A minha estreia nos jornais foi da seguinte maneira: um jornal daqui de Lisboa, chamado Jornal do Comércio, abriu um concurso literário a que chamou “A oportunidade 202”. Quem ganhasse o prémio, além da publicação no jornal, recebia 202 escudos. Resolvi concorrer. Só que, em vez de mandar poesia, conto, enfim, literatura de ficção, mandei uma reportagem sobre pequenos delitos. Ali onde agora está a Biblioteca Camões funcionava o Tribunal dos Pequenos Delitos. Fiz uma reportagem sobre um dia de trabalho nesse tribunal. Escusado será dizer que ganhei os 202 escudos. Mais do que isso: ligaram do jornal para perguntar à minha mãe que idade eu tinha e se eu era bom estudante, ao que ela respondeu: “Não, é um vadio.” Quando publicaram o texto, fizeram uma pequena nota que revelava a minha idade (15, 16 anos), me aconselhava a prosseguir nos estudos e me dizia para não esquecer que eu tinha uma caneta de ouro. Abriram-me então espaço para eu continuar a escrever.”
Quando regressa a Portugal continua a escrever sobretudo crítica de cinema, na Flama e no Diário de Lisboa. É convidado para dirigir a Ulisseia, mas é com José Cardoso Pires, um dos seus mentores, que Vitor vai fazer o suplemento de artes e letras do Jornal do Fundão, do qual há-de nascer depois a &etc.
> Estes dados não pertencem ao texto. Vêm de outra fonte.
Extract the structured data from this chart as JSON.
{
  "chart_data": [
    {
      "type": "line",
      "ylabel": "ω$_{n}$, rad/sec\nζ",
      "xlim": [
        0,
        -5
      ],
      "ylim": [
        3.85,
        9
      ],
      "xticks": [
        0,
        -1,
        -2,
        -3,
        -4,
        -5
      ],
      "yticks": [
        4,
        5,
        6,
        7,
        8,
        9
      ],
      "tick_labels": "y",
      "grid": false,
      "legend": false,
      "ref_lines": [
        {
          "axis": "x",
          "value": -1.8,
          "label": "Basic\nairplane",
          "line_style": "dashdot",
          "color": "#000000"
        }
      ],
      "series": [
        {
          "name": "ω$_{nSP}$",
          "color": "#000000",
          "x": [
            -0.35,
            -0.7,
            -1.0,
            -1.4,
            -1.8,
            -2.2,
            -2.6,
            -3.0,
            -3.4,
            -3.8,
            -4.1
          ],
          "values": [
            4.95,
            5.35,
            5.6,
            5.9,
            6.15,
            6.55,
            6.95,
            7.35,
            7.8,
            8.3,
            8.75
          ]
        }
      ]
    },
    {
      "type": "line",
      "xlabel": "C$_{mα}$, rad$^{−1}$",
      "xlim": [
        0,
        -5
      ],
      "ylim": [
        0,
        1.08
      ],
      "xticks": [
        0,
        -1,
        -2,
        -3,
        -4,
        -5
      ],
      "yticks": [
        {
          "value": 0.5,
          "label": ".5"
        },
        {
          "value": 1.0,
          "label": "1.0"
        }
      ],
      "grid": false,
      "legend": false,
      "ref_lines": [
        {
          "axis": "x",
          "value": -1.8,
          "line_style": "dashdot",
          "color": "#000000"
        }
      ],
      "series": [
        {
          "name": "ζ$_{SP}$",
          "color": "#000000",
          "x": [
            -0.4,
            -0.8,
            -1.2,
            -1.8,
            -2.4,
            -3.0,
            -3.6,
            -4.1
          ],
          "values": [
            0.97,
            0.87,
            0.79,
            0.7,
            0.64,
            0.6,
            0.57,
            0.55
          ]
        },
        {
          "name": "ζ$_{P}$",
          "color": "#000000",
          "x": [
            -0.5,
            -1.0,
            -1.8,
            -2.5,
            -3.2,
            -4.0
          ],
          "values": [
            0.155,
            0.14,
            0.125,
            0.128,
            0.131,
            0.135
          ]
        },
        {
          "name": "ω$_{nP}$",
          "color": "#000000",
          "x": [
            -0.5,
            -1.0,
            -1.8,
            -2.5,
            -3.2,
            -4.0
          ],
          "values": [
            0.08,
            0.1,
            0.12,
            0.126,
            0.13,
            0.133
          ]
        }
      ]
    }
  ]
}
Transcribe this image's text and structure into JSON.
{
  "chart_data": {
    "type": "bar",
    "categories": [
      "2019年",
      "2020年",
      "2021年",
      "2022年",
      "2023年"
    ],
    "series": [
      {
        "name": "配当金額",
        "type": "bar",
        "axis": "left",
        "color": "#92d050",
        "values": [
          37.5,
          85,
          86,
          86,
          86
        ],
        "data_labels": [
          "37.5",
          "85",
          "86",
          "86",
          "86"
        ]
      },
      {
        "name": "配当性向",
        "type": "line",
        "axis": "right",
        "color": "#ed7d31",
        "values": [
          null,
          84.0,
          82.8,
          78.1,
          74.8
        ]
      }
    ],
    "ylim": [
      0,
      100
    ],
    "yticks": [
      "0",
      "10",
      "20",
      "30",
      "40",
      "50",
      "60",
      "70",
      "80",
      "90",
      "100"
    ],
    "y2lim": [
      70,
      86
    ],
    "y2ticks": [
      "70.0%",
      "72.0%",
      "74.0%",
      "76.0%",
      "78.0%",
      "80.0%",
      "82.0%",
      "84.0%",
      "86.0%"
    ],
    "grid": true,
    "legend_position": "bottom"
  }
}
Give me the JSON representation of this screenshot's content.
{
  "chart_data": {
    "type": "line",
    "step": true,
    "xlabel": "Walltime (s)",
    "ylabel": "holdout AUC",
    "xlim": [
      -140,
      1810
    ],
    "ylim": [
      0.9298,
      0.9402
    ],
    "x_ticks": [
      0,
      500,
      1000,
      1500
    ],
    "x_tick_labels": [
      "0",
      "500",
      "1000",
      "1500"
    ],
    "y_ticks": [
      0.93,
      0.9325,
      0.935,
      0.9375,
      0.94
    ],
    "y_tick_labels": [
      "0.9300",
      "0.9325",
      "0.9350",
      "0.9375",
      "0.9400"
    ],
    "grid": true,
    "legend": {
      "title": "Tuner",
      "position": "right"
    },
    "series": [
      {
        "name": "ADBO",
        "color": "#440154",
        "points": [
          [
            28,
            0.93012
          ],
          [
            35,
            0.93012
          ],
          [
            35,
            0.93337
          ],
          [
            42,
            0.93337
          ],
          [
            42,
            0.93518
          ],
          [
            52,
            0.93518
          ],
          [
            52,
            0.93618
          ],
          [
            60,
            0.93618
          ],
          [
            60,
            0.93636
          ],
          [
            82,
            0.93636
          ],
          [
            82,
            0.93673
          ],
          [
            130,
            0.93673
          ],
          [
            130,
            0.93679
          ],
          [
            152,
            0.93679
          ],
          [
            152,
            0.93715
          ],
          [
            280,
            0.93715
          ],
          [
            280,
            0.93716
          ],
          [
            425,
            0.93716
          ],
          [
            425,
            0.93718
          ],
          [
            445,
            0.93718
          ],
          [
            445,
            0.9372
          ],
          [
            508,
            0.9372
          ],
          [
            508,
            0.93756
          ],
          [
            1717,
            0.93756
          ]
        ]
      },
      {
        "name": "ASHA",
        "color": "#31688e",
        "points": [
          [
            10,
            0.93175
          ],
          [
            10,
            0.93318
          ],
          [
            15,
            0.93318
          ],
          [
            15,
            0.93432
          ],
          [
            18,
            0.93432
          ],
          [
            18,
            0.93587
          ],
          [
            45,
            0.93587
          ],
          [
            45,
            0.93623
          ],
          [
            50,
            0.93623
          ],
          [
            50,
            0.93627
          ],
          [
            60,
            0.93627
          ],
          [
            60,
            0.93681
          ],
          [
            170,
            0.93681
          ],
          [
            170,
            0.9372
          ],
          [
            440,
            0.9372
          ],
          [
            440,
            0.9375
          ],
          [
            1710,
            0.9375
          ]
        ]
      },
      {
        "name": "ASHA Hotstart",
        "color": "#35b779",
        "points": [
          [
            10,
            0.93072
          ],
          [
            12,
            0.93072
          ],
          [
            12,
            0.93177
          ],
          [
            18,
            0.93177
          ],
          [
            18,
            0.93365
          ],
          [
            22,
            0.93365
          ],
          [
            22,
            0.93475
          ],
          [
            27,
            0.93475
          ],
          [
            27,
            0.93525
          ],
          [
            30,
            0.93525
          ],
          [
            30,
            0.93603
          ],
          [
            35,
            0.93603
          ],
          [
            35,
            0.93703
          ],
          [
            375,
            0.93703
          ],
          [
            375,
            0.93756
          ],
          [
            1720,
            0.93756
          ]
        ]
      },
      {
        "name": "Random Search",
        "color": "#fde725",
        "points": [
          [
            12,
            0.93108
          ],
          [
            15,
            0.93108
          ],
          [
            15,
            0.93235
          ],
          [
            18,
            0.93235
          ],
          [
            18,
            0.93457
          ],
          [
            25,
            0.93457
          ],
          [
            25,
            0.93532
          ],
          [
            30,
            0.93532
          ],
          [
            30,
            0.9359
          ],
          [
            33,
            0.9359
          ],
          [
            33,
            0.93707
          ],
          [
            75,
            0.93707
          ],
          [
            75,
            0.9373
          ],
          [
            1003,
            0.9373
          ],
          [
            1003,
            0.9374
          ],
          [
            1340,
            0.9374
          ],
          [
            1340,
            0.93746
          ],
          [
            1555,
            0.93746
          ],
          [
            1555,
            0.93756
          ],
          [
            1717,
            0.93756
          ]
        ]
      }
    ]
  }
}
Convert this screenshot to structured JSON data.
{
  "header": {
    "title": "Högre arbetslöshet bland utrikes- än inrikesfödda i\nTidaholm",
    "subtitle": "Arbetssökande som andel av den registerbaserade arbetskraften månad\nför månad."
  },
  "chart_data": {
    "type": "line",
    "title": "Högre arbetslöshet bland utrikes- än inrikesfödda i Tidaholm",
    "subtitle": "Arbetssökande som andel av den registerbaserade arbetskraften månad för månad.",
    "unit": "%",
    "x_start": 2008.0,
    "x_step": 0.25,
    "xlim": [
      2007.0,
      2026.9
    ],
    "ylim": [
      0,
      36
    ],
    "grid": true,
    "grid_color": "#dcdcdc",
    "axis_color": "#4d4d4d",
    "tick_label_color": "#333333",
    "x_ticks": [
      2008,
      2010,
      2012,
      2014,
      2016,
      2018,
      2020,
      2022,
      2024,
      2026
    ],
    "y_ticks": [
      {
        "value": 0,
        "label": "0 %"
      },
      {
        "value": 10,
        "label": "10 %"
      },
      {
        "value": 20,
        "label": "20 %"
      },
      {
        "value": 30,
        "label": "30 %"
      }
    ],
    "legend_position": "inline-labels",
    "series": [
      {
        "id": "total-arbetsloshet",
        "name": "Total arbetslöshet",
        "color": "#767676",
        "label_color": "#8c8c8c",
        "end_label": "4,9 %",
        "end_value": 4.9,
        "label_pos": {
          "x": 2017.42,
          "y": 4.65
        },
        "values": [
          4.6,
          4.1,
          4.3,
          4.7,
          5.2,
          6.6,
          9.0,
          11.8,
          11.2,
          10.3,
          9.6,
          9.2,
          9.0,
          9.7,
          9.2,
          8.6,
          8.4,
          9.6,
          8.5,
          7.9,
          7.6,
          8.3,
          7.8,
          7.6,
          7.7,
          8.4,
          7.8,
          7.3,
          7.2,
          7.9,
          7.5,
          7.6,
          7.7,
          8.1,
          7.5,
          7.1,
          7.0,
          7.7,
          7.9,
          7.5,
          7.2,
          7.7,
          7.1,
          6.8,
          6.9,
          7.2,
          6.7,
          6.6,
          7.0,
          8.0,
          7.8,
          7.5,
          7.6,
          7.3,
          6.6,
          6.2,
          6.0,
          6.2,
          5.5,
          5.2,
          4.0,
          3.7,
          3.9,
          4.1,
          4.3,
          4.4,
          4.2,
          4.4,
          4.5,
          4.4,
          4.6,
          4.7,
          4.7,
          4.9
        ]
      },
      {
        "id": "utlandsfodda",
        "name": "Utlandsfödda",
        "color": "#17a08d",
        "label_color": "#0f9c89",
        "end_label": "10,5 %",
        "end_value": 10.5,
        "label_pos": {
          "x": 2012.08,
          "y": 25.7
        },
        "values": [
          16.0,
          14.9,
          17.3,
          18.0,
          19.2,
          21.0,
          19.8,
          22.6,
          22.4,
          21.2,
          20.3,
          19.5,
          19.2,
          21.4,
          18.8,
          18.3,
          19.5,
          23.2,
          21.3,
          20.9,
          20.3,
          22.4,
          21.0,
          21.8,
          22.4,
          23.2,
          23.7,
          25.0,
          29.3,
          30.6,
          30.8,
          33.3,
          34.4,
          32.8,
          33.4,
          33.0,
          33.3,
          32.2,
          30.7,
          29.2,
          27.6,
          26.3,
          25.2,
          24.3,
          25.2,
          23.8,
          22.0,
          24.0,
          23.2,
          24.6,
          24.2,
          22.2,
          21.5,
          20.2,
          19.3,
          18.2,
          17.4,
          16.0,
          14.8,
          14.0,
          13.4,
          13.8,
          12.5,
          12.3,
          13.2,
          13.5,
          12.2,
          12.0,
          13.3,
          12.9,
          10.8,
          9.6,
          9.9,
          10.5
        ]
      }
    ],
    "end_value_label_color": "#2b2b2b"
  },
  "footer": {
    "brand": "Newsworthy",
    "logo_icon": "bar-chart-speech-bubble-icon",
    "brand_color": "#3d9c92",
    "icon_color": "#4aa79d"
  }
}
Aqui ele põe em ação toda a sua inteligência, toda a sua ética, toda a sua vida. “O Vitor tinha uma prodigiosa vitalidade física e espiritual, que nós pensávamos que não acabava nunca. Habituámo-nos a vê-lo calcorrear Lisboa a pé a vender os seus livros”, lembra Alberto Pimenta.
Nunca teve carro, telemóvel, computador, nem outros objetos da vida moderna. Não pensemos que isso aconteceu por inépcia, ou por fraqueza (aqueles adjetivos que se convencionou aplicar a quem não faz da aquisição de objetos de consumo o seu objectivo de vida). Vitor não desconhecida nada deste mundo. Conhecia até muito bem. Conhecia tão bem que preferia não participar. “Poucas pessoas passam pela vida sabendo tão bem o que devem a si mesmas e o caminho que têm que fazer para se cumprirem”, diz o poeta e ensaísta Alberto Pimenta.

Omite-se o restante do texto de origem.